To make informed and empowered decisions about their health, women need first to understand how their bodies work. However, today, most women lack knowledge about their fertility, hormones and other reproductive biomarkers. Thus, observing and understanding the biomarkers of their own cycles allows them to understand how methods of family planning work and which method is best for them. With these knowledge and information, women can become active participants in their health care and health decisions.

Men’s role must change to a shared-responsibility in contraception.
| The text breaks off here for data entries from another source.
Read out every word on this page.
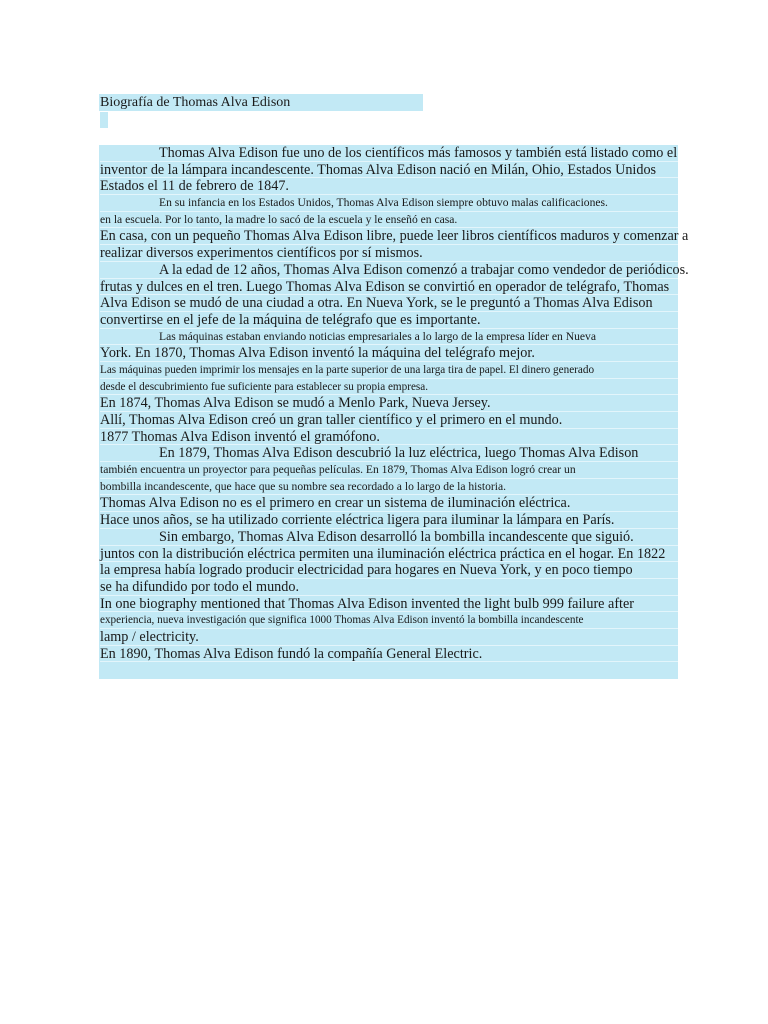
Biografía de Thomas Alva Edison
Thomas Alva Edison fue uno de los científicos más famosos y también está listado como el
inventor de la lámpara incandescente. Thomas Alva Edison nació en Milán, Ohio, Estados Unidos
Estados el 11 de febrero de 1847.
En su infancia en los Estados Unidos, Thomas Alva Edison siempre obtuvo malas calificaciones.
en la escuela. Por lo tanto, la madre lo sacó de la escuela y le enseñó en casa.
En casa, con un pequeño Thomas Alva Edison libre, puede leer libros científicos maduros y comenzar a
realizar diversos experimentos científicos por sí mismos.
A la edad de 12 años, Thomas Alva Edison comenzó a trabajar como vendedor de periódicos.
frutas y dulces en el tren. Luego Thomas Alva Edison se convirtió en operador de telégrafo, Thomas
Alva Edison se mudó de una ciudad a otra. En Nueva York, se le preguntó a Thomas Alva Edison
convertirse en el jefe de la máquina de telégrafo que es importante.
Las máquinas estaban enviando noticias empresariales a lo largo de la empresa líder en Nueva
York. En 1870, Thomas Alva Edison inventó la máquina del telégrafo mejor.
Las máquinas pueden imprimir los mensajes en la parte superior de una larga tira de papel. El dinero generado
desde el descubrimiento fue suficiente para establecer su propia empresa.
En 1874, Thomas Alva Edison se mudó a Menlo Park, Nueva Jersey.
Allí, Thomas Alva Edison creó un gran taller científico y el primero en el mundo.
1877 Thomas Alva Edison inventó el gramófono.
En 1879, Thomas Alva Edison descubrió la luz eléctrica, luego Thomas Alva Edison
también encuentra un proyector para pequeñas películas. En 1879, Thomas Alva Edison logró crear un
bombilla incandescente, que hace que su nombre sea recordado a lo largo de la historia.
Thomas Alva Edison no es el primero en crear un sistema de iluminación eléctrica.
Hace unos años, se ha utilizado corriente eléctrica ligera para iluminar la lámpara en París.
Sin embargo, Thomas Alva Edison desarrolló la bombilla incandescente que siguió.
juntos con la distribución eléctrica permiten una iluminación eléctrica práctica en el hogar. En 1822
la empresa había logrado producir electricidad para hogares en Nueva York, y en poco tiempo
se ha difundido por todo el mundo.
In one biography mentioned that Thomas Alva Edison invented the light bulb 999 failure after
experiencia, nueva investigación que significa 1000 Thomas Alva Edison inventó la bombilla incandescente
lamp / electricity.
En 1890, Thomas Alva Edison fundó la compañía General Electric.
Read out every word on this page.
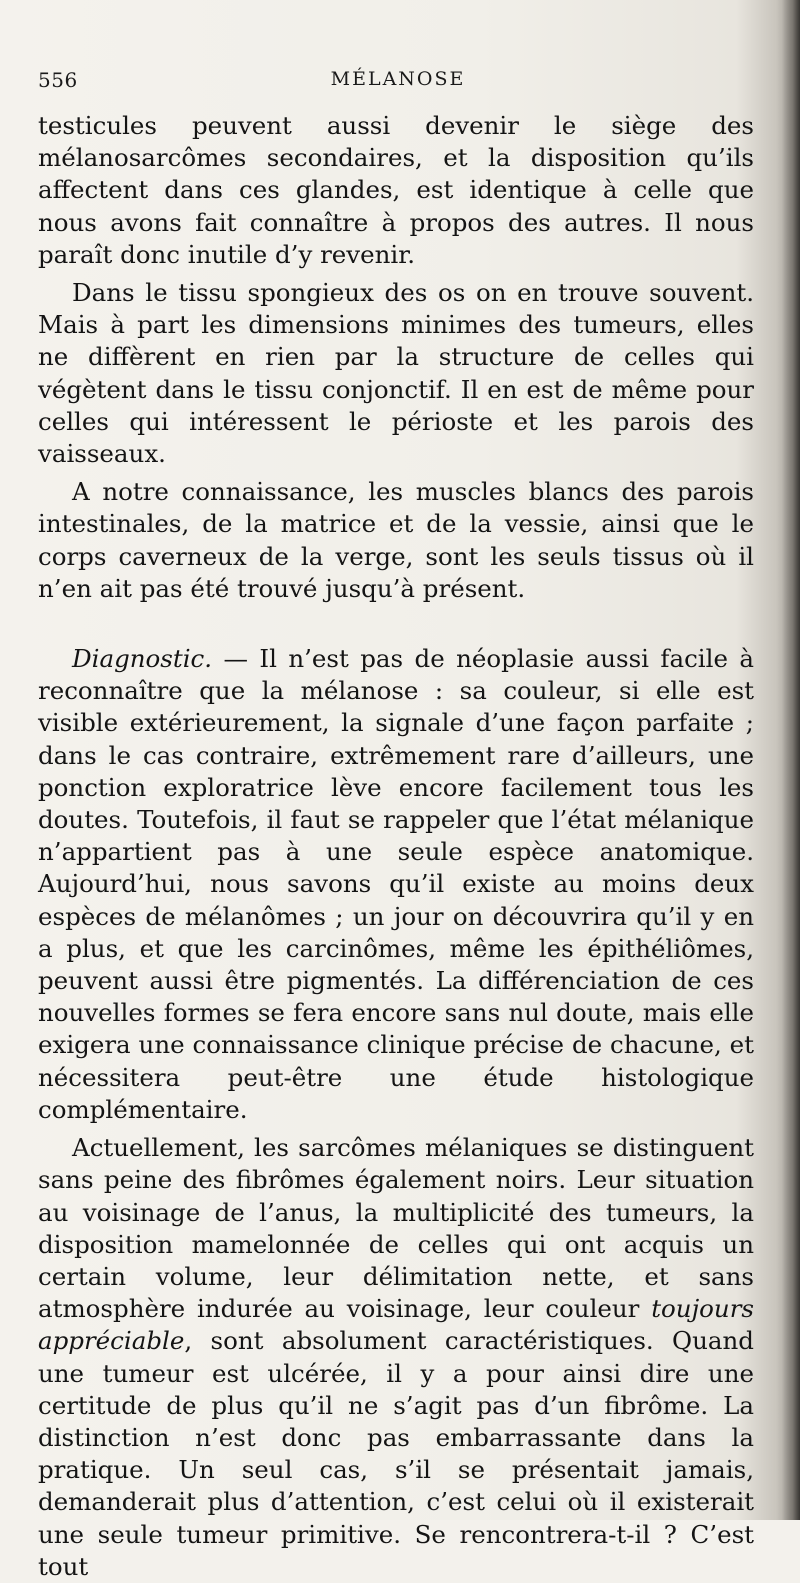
556	MÉLANOSE

testicules peuvent aussi devenir le siège des mélanosarcômes secondaires, et la disposition qu’ils affectent dans ces glandes, est identique à celle que nous avons fait connaître à propos des autres. Il nous paraît donc inutile d’y revenir.

Dans le tissu spongieux des os on en trouve souvent. Mais à part les dimensions minimes des tumeurs, elles ne diffèrent en rien par la structure de celles qui végètent dans le tissu conjonctif. Il en est de même pour celles qui intéressent le périoste et les parois des vaisseaux.

A notre connaissance, les muscles blancs des parois intestinales, de la matrice et de la vessie, ainsi que le corps caverneux de la verge, sont les seuls tissus où il n’en ait pas été trouvé jusqu’à présent.

Diagnostic. — Il n’est pas de néoplasie aussi facile à reconnaître que la mélanose : sa couleur, si elle est visible extérieurement, la signale d’une façon parfaite ; dans le cas contraire, extrêmement rare d’ailleurs, une ponction exploratrice lève encore facilement tous les doutes. Toutefois, il faut se rappeler que l’état mélanique n’appartient pas à une seule espèce anatomique. Aujourd’hui, nous savons qu’il existe au moins deux espèces de mélanômes ; un jour on découvrira qu’il y en a plus, et que les carcinômes, même les épithéliômes, peuvent aussi être pigmentés. La différenciation de ces nouvelles formes se fera encore sans nul doute, mais elle exigera une connaissance clinique précise de chacune, et nécessitera peut-être une étude histologique complémentaire.

Actuellement, les sarcômes mélaniques se distinguent sans peine des fibrômes également noirs. Leur situation au voisinage de l’anus, la multiplicité des tumeurs, la disposition mamelonnée de celles qui ont acquis un certain volume, leur délimitation nette, et sans atmosphère indurée au voisinage, leur couleur toujours appréciable, sont absolument caractéristiques. Quand une tumeur est ulcérée, il y a pour ainsi dire une certitude de plus qu’il ne s’agit pas d’un fibrôme. La distinction n’est donc pas embarrassante dans la pratique. Un seul cas, s’il se présentait jamais, demanderait plus d’attention, c’est celui où il existerait une seule tumeur primitive. Se rencontrera-t-il ? C’est tout
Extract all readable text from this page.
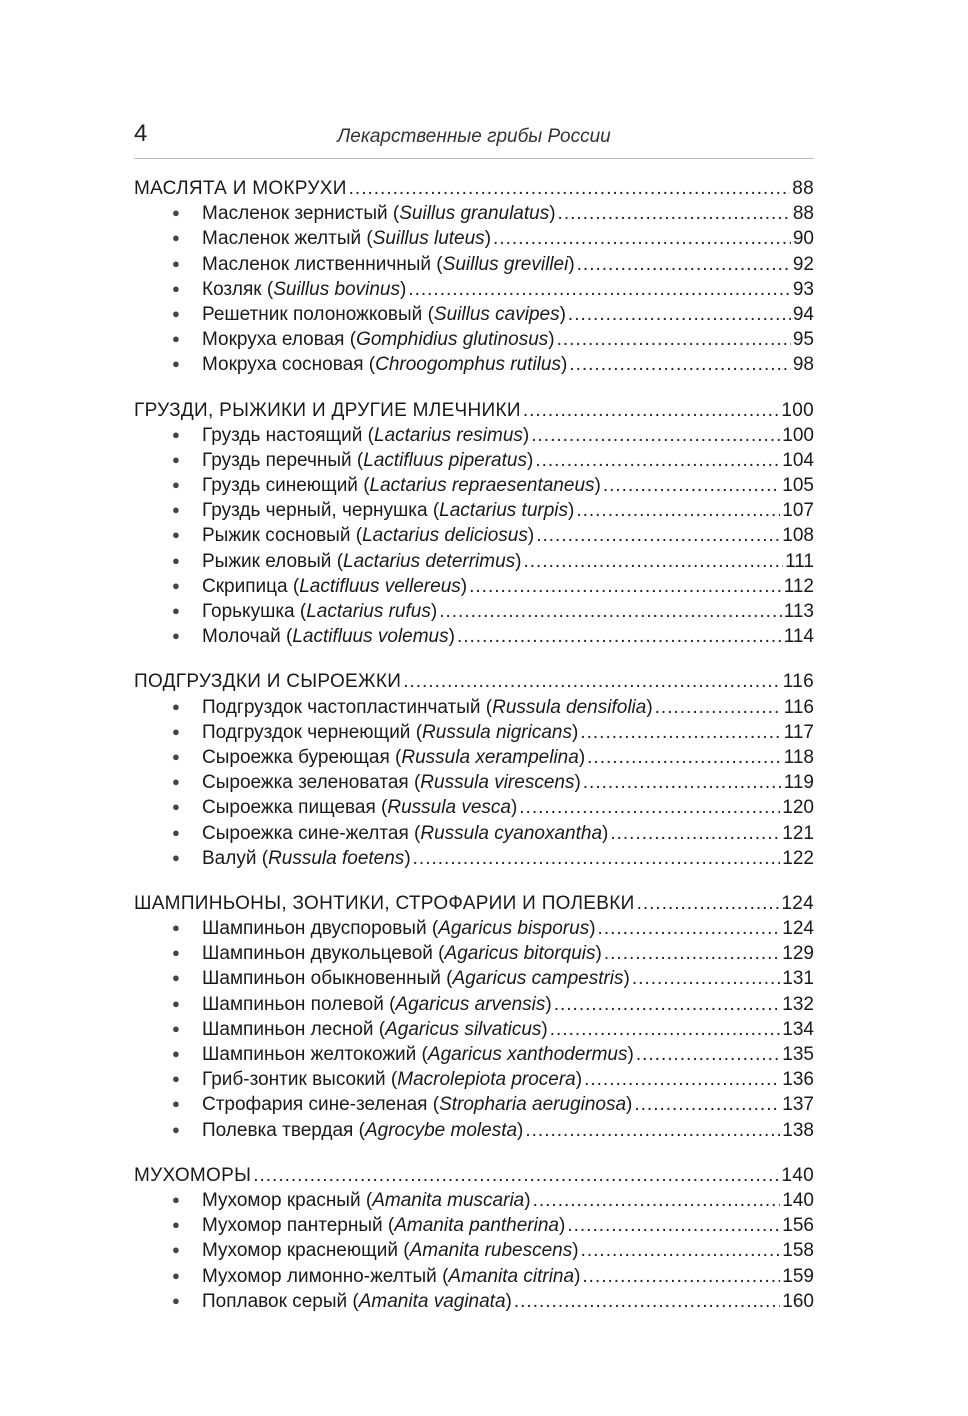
4	Лекарственные грибы России
МАСЛЯТА И МОКРУХИ .....	88
●	Масленок зернистый (Suillus granulatus) .....	88
●	Масленок желтый (Suillus luteus) .....	90
●	Масленок лиственничный (Suillus grevillei) .....	92
●	Козляк (Suillus bovinus) .....	93
●	Решетник полоножковый (Suillus cavipes) .....	94
●	Мокруха еловая (Gomphidius glutinosus) .....	95
●	Мокруха сосновая (Chroogomphus rutilus) .....	98
ГРУЗДИ, РЫЖИКИ И ДРУГИЕ МЛЕЧНИКИ .....	100
●	Груздь настоящий (Lactarius resimus) .....	100
●	Груздь перечный (Lactifluus piperatus) .....	104
●	Груздь синеющий (Lactarius repraesentaneus) .....	105
●	Груздь черный, чернушка (Lactarius turpis) .....	107
●	Рыжик сосновый (Lactarius deliciosus) .....	108
●	Рыжик еловый (Lactarius deterrimus) .....	111
●	Скрипица (Lactifluus vellereus) .....	112
●	Горькушка (Lactarius rufus) .....	113
●	Молочай (Lactifluus volemus) .....	114
ПОДГРУЗДКИ И СЫРОЕЖКИ .....	116
●	Подгруздок частопластинчатый (Russula densifolia) .....	116
●	Подгруздок чернеющий (Russula nigricans) .....	117
●	Сыроежка буреющая (Russula xerampelina) .....	118
●	Сыроежка зеленоватая (Russula virescens) .....	119
●	Сыроежка пищевая (Russula vesca) .....	120
●	Сыроежка сине-желтая (Russula cyanoxantha) .....	121
●	Валуй (Russula foetens) .....	122
ШАМПИНЬОНЫ, ЗОНТИКИ, СТРОФАРИИ И ПОЛЕВКИ .....	124
●	Шампиньон двуспоровый (Agaricus bisporus) .....	124
●	Шампиньон двукольцевой (Agaricus bitorquis) .....	129
●	Шампиньон обыкновенный (Agaricus campestris) .....	131
●	Шампиньон полевой (Agaricus arvensis) .....	132
●	Шампиньон лесной (Agaricus silvaticus) .....	134
●	Шампиньон желтокожий (Agaricus xanthodermus) .....	135
●	Гриб-зонтик высокий (Macrolepiota procera) .....	136
●	Строфария сине-зеленая (Stropharia aeruginosa) .....	137
●	Полевка твердая (Agrocybe molesta) .....	138
МУХОМОРЫ .....	140
●	Мухомор красный (Amanita muscaria) .....	140
●	Мухомор пантерный (Amanita pantherina) .....	156
●	Мухомор краснеющий (Amanita rubescens) .....	158
●	Мухомор лимонно-желтый (Amanita citrina) .....	159
●	Поплавок серый (Amanita vaginata) .....	160
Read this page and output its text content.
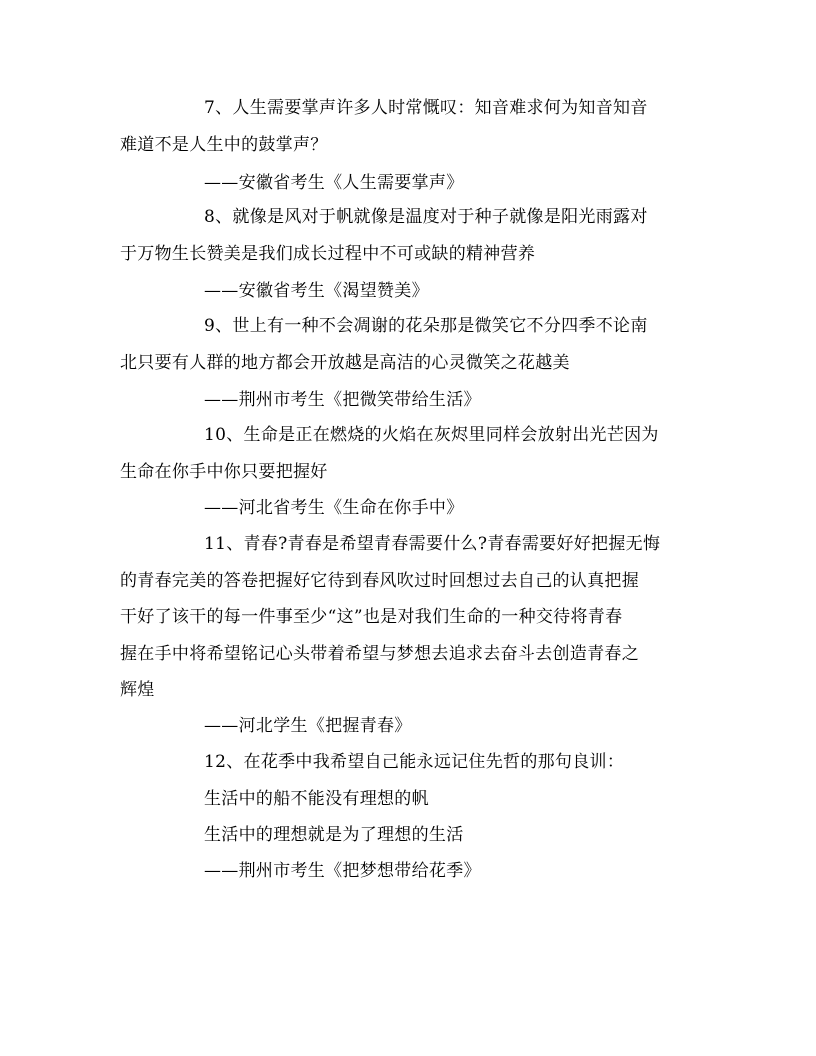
7、人生需要掌声许多人时常慨叹：知音难求何为知音知音
难道不是人生中的鼓掌声？
——安徽省考生《人生需要掌声》
8、就像是风对于帆就像是温度对于种子就像是阳光雨露对
于万物生长赞美是我们成长过程中不可或缺的精神营养
——安徽省考生《渴望赞美》
9、世上有一种不会凋谢的花朵那是微笑它不分四季不论南
北只要有人群的地方都会开放越是高洁的心灵微笑之花越美
——荆州市考生《把微笑带给生活》
10、生命是正在燃烧的火焰在灰烬里同样会放射出光芒因为
生命在你手中你只要把握好
——河北省考生《生命在你手中》
11、青春?青春是希望青春需要什么?青春需要好好把握无悔
的青春完美的答卷把握好它待到春风吹过时回想过去自己的认真把握
干好了该干的每一件事至少“这”也是对我们生命的一种交待将青春
握在手中将希望铭记心头带着希望与梦想去追求去奋斗去创造青春之
辉煌
——河北学生《把握青春》
12、在花季中我希望自己能永远记住先哲的那句良训：
生活中的船不能没有理想的帆
生活中的理想就是为了理想的生活
——荆州市考生《把梦想带给花季》
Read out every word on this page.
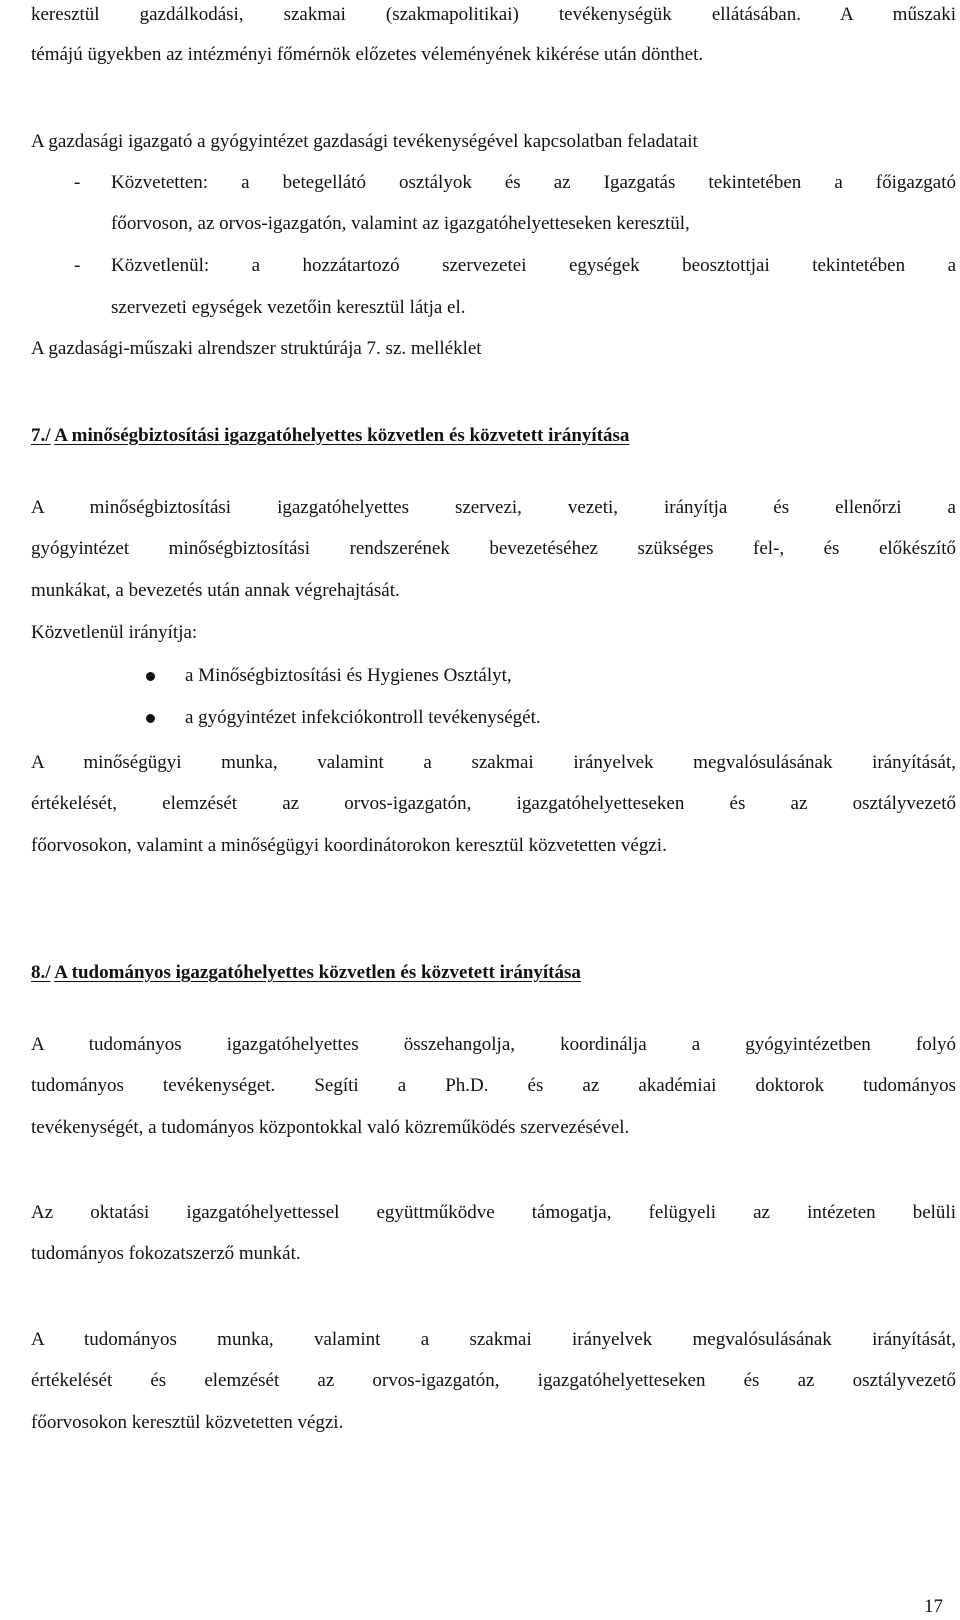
keresztül gazdálkodási, szakmai (szakmapolitikai) tevékenységük ellátásában. A műszaki
témájú ügyekben az intézményi főmérnök előzetes véleményének kikérése után dönthet.
A gazdasági igazgató a gyógyintézet gazdasági tevékenységével kapcsolatban feladatait
- Közvetetten: a betegellátó osztályok és az Igazgatás tekintetében a főigazgató
főorvoson, az orvos-igazgatón, valamint az igazgatóhelyetteseken keresztül,
- Közvetlenül: a hozzátartozó szervezetei egységek beosztottjai tekintetében a
szervezeti egységek vezetőin keresztül látja el.
A gazdasági-műszaki alrendszer struktúrája 7. sz. melléklet
7./ A minőségbiztosítási igazgatóhelyettes közvetlen és közvetett irányítása
A minőségbiztosítási igazgatóhelyettes szervezi, vezeti, irányítja és ellenőrzi a
gyógyintézet minőségbiztosítási rendszerének bevezetéséhez szükséges fel-, és előkészítő
munkákat, a bevezetés után annak végrehajtását.
Közvetlenül irányítja:
a Minőségbiztosítási és Hygienes Osztályt,
a gyógyintézet infekciókontroll tevékenységét.
A minőségügyi munka, valamint a szakmai irányelvek megvalósulásának irányítását,
értékelését, elemzését az orvos-igazgatón, igazgatóhelyetteseken és az osztályvezető
főorvosokon, valamint a minőségügyi koordinátorokon keresztül közvetetten végzi.
8./ A tudományos igazgatóhelyettes közvetlen és közvetett irányítása
A tudományos igazgatóhelyettes összehangolja, koordinálja a gyógyintézetben folyó
tudományos tevékenységet. Segíti a Ph.D. és az akadémiai doktorok tudományos
tevékenységét, a tudományos központokkal való közreműködés szervezésével.
Az oktatási igazgatóhelyettessel együttműködve támogatja, felügyeli az intézeten belüli
tudományos fokozatszerző munkát.
A tudományos munka, valamint a szakmai irányelvek megvalósulásának irányítását,
értékelését és elemzését az orvos-igazgatón, igazgatóhelyetteseken és az osztályvezető
főorvosokon keresztül közvetetten végzi.
17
Their empowerment as accountable actors of sexuality will only be possible with mutual respect and approaching the sexual act as a significant, not just trivialized, event in life.

 

[1] http://assembly.coe.int/nw/xml/XRef/Xref-XML2HTML-EN.asp?fileid=25012&lang=en

[2] https://www.contraceptioninfo.eu/sites/contraceptioninfo.eu/files/map_cci-english_english_v9-web.pdf

[3] https://www.ined.fr/fr/tout-savoir-population/chiffres/france/avortements-contraception/avortements/

[4] Sedgh G, Henshaw S, Singh S, Åhman E, Shah IH, Induced abortion: estimated rates and trends worldwide, Lancet, vol 370, n°9595, 2007.

[5] Jürgen Dinger et al., Effectiveness of Oral Contraceptive Pills in a Large U.S. Cohort Comparing Progestogen and Regimen, 117 OBSTETRICS & GYNECOLOGY 33, 36 (2011).

[6] Nathalie Bajos et al., « La crise de la pilule en France : vers un nouveau modèle contraceptif ? », Population & Sociétés, n°511, mai 2014.

[7] Morgan A. Marks et al., Hormonal contraception and HPV: a tale of differing and overlapping mechanisms, 2 OPEN ACCESS J. CONTRACEPTION 161, 161 (2011).

[8] M. Kathleen Clark et al., Bone mineral density changes over two years in first-time users of depot medroxyprogesterone acetate, 82 FERTILITY & STERILITY 1580, 1584 (2004).

[9] Ana Raquel Gouvea Santos et al., Pain at insertion of the levonorgestrel-releasing intrauterine system in nulligravida and parous women with and without cesarean section, 88 CONTRACEPTION 164, 166–67 (2013).

[10] Ibid.

[11] Mylène de Champlain et al., « Une source importante de rejet d’hormones dans le milieu aquatique », Vecteur Environnement, mars 2013, p. 61-66.